Honest Safety Briefing for Perth Snorkellers
Perth's Indian Ocean is not a pool. These are the risks worth knowing.
Currents
Longshore drift pushes snorkellers northward along the Marmion Marine Park limestone wall on incoming tides. Enter at a point where you can swim back against a mild current if needed. If you feel yourself tiring, signal the shore and float on your back.
Marine Life Hazards
Blue-ringed octopus are present in shallow reef crevices across all Perth sites. Do not handle them under any circumstances. Their venom causes paralysis. Western Australian stonefish and cone shells are present in sandy substrate. Do not touch or stand on reef. Stingrays rest under sand at sites like Shoalwater. Shuffle your feet in shallow water. For any suspected envenomation, call 000 immediately and contact Divers Alert Network at diversalertnetwork.org for specialist advice.
Flags and Swim Zones
Surf Life Saving WA patrols most metropolitan beaches. Always snorkel between the red and yellow flags where a patrol is present. Snorkelling outside flagged areas places you outside patrol coverage. Check Surf Life Saving WA's BeachSafe app before you arrive.
Entry and Exit
Rocky reef entries at Mettams Pool and North Beach require reef shoes or wetsuit boots. The limestone is sharp and becomes slippery with algae in autumn. Conditions vary, so always assess on the day before committing to an entry point.

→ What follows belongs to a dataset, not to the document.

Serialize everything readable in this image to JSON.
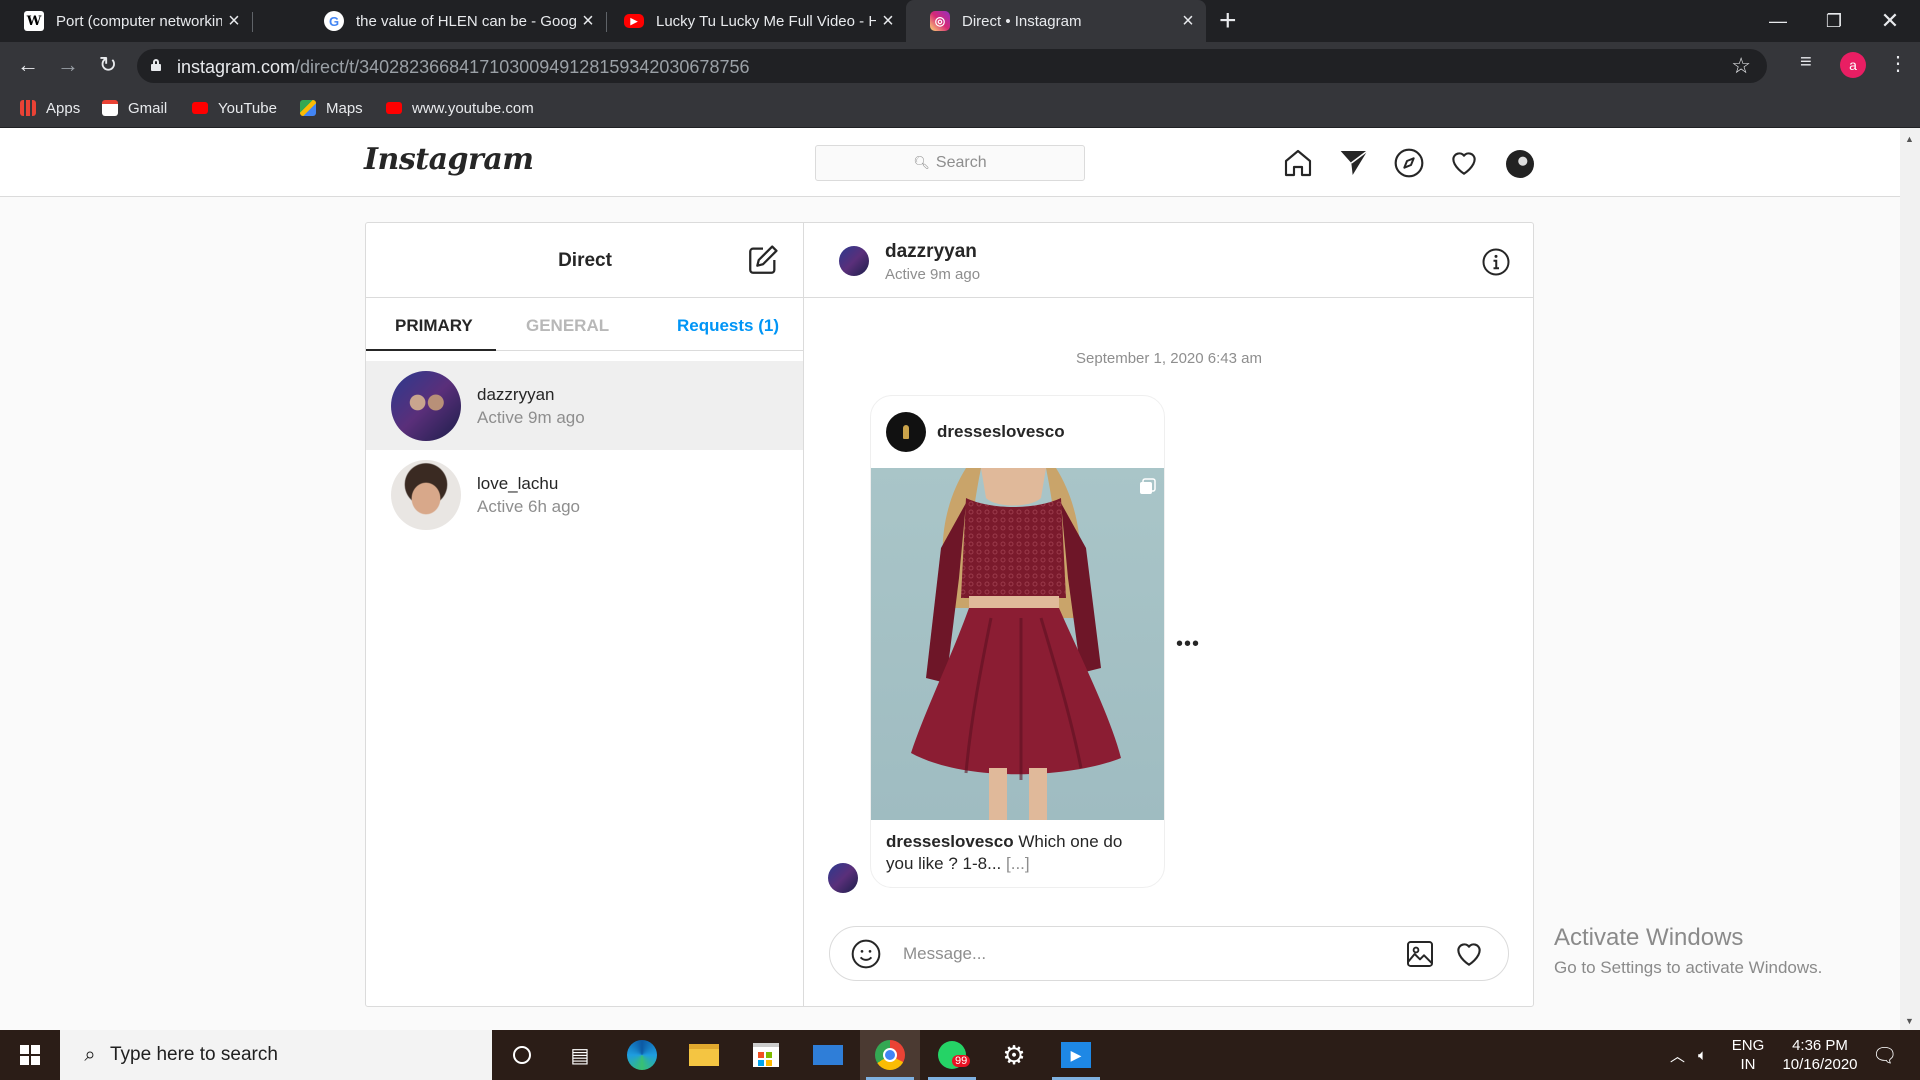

Gear Hire and Guided Tour Costs in Perth
You can rent a basic mask, snorkel, and fin set from hire shops near Hillarys Boat Harbour and Rockingham for around AUD $20 to AUD $35 per day (as of 2025). A wetsuit hire adds around AUD $15 to AUD $25 per day. If you plan to snorkel more than twice a year, buying an entry-level set (AUD $50 to AUD $120) makes better financial sense than repeated hire.
Guided Tours Worth Booking
Guided snorkel tours at Shoalwater Islands and Rottnest Island typically run AUD $65 to AUD $120 per adult, including return ferry and equipment hire (as of 2025). Family packages with children under 12 typically run AUD $40 to AUD $60 per child. Booking through PADI Travel gives you verified operator vetting for ocean-based tours. Visit travel.padi.com to compare Perth-area snorkel tour operators and book directly.
What You Will Actually See Underwater in Perth
The Marmion Marine Park and Shoalwater Islands system together shelter over 600 recorded fish species, according to the WA Department of Biodiversity, Conservation and Attractions (DBCA, 2023). Common snorkel-depth sightings include:
- Western blue groper (bright blue, up to 70 cm, inquisitive around divers)
- Blue-throated wrasse and senator wrasse over reef at 2 to 5 metres
- Western blue devil fish at Rottnest and Shoalwater
- Spotted eagle rays on sandy flats at Shoalwater and Coogee
- Common octopus and blue-ringed octopus in limestone crevices (do not touch)
- Schools of silver sweep and yellowtail scad over the Marmion reef line
Seagrass meadows at Shoalwater support a resident dugong population. Sightings are infrequent but real. The EPBC Act 1999 requires a minimum 100-metre approach distance for dugong.